Matthias Kaufmann musste wegen der Bemerkung «Kein Kind von Traurigkeit» von Monika Grünig schmunzeln. Er wusste aus eigener Erfahrung, wie das Leben eines bekennenden und praktizierenden Singles aussehen konnte, wobei Valeria mit ihren erst 48 Lebensjahren und dank ihrer Erscheinung wohl ein um einiges aufregenderes Leben zu führen wusste als er selber. Er nannte einige Namen von Personen, von denen er annehmen musste, dass sie mit Frau Morosowa in Kontakt standen.

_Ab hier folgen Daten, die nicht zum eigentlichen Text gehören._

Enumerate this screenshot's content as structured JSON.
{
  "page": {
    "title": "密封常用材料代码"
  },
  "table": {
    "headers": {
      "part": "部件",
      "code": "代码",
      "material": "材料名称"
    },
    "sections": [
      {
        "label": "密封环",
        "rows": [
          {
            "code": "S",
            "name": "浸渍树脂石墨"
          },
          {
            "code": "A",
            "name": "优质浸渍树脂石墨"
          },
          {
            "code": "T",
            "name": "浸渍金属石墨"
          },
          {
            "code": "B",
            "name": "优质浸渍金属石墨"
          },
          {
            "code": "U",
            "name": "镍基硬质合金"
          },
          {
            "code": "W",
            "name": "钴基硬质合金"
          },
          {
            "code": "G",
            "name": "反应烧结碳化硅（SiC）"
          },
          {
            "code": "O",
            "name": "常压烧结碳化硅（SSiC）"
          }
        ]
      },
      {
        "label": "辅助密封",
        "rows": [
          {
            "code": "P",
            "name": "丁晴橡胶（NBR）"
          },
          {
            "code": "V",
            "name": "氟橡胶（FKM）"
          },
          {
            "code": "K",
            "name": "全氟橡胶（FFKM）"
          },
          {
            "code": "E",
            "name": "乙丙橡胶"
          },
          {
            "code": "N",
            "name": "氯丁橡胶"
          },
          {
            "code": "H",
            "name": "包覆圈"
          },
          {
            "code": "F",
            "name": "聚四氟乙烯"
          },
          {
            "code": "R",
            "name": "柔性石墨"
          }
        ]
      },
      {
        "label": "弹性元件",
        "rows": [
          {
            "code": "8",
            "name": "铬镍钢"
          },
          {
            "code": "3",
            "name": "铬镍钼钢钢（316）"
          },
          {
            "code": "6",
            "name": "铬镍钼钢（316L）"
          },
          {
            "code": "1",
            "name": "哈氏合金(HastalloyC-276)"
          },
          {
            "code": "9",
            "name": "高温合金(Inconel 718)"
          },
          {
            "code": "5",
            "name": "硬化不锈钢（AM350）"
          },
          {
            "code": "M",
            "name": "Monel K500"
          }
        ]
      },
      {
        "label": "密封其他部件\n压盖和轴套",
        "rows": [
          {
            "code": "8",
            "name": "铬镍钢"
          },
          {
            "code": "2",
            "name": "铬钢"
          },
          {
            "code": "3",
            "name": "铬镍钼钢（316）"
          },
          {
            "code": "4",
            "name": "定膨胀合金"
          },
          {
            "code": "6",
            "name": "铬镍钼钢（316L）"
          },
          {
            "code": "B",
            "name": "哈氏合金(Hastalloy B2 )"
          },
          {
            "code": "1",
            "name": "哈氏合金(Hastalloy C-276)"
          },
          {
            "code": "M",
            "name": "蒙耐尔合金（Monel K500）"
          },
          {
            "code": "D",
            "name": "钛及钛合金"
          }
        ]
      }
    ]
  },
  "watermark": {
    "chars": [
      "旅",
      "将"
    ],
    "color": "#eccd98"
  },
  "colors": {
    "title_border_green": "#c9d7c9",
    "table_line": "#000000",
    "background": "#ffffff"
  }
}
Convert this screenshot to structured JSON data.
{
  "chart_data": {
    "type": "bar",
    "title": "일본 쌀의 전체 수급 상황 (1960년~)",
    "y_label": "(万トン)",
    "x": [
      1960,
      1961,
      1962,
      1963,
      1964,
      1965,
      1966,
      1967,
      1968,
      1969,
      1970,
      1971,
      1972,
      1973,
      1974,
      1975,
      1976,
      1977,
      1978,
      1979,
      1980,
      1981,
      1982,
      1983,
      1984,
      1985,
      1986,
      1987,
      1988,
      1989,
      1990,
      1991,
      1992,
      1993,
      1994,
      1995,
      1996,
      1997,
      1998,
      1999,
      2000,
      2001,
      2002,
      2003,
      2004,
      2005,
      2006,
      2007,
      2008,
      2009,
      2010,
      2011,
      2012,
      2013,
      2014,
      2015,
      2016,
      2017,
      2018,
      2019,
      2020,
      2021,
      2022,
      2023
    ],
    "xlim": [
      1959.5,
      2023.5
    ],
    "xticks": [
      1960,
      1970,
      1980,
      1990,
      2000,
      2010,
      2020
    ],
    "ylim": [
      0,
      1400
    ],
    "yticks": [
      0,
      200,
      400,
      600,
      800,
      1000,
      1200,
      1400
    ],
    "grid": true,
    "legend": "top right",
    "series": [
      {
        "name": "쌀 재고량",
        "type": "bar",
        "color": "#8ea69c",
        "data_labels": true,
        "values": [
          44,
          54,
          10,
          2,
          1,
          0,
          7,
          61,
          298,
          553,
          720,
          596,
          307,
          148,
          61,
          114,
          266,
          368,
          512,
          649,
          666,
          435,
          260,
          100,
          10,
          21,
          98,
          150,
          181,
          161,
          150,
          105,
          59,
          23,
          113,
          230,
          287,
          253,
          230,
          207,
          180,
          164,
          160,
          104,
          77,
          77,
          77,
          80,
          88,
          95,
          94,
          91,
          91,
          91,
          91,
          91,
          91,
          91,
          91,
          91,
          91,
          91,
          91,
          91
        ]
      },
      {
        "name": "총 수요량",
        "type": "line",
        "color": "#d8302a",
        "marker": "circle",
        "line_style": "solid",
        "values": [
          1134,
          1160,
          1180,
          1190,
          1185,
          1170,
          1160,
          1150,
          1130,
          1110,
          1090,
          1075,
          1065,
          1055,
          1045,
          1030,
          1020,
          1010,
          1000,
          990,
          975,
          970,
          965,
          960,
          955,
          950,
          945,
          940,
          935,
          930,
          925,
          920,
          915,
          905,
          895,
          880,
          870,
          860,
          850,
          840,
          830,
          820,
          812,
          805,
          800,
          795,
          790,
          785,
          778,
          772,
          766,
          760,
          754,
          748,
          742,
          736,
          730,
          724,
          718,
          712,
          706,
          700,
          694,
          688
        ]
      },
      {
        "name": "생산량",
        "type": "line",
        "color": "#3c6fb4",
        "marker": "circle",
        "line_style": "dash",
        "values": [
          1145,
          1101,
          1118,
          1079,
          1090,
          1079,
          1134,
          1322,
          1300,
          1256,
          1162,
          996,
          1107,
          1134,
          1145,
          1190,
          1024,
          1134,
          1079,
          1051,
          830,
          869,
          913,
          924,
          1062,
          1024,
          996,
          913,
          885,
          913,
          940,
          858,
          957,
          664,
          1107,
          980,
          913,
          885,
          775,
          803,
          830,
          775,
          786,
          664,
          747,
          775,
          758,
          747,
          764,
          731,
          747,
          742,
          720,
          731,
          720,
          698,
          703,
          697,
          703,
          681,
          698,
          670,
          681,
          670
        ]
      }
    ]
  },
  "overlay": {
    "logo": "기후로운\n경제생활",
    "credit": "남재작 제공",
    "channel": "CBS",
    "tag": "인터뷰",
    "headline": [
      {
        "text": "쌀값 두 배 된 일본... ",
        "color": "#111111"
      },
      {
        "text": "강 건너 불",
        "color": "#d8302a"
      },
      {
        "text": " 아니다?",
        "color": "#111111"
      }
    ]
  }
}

«Bitte behandeln Sie diese Informationen mit der nötigen Diskretion, Sie wissen ja, wie sich die Leute das Maul zerreissen.»
«Davon dürfen Sie ausgehen, Herr Kaufmann, selbstverständlich.»
«Und nein, Valeria hat nie von Drohungen oder Problemen gesprochen.»
Monika Grünig bedankte sich bei Matthias Kaufmann für seine Offenheit und versprach, ihn sofort zu benachrichtigen, sollten sich Neuigkeiten ergeben.
Die Vermisstenmeldung von Valeria Morosowa nahm den gewöhnlichen Verlauf solcher Anzeigen, sieht man davon ab, dass sie noch gleichentags am Fernsehen ausgestrahlt wurde, weil sowohl Monika Grünig als auch Michel Chevalier ein Verbrechen nicht ausschliessen konnten, denn welche Frau hätte eine Einladung ins Olden, den ESC und das GreenGo auf diese Weise sausen lassen? Eine Valeria Morosowa sicher nicht, da waren sich die beiden einig.

Das Tearoom Charly’s an der Promenade in Gstaad: Von hier aus telefonierte in den ersten Februartagen die vermisste Valeria Morosowa mit Matthias Kaufmann, erschien dann aber nicht zum vereinbarten Treffpunkt.
Im Laufe der nächsten Tage gab es zwar einige Hinweise aus der Bevölkerung, die aber ausnahmslos im Sande verliefen. Auch Gespräche mit den von Matthias Kaufmann genannten Personen – grossmehrheitlich aus dem männlichen Kreis der Haute Volée – ergaben keine konkreten Informationen zum möglichen Verbleib der Vermissten. Auch eine allerdings nur oberflächliche Hausdurchsuchung in Morosowas Chalet am Mittwoch, 12. Februar, brachte kein Licht ins Dunkel, nichts deutete auf eine längere Abwesenheit hin. Die Frau blieb wie vom Erdboden verschwunden.
Seit dem Nachmittag des 4. Februar hatte sie ihr Handy nicht mehr benutzt, das ergaben Recherchen bei ihrem Telefonanbieter. Gleiches galt für ihr Profil auf verschiedenen sozialen Medien. Wie konnte es also sein, dass Matthias Kaufmann behauptete, er habe noch am Morgen des 5. Februar mit Valeria Morosowa telefoniert – zu einem Zeitpunkt, als diese angeblich im Charly’s gesessen habe und ebendort bestimmt mit dem Handy telefoniert hätte? Übrigens: Im Keller ihres Chalets waren ganz normale Gegenstände zu sehen, keine Spur von einer Sadomaso-Folterkammer oder Ähnlichem …
Bis zur Auffindung der Leiche im Garten des Chalets Swoboda am späten Abend des 16. Februar ergaben sich keinerlei weiteren Hinweise zum Schicksal der Vermissten.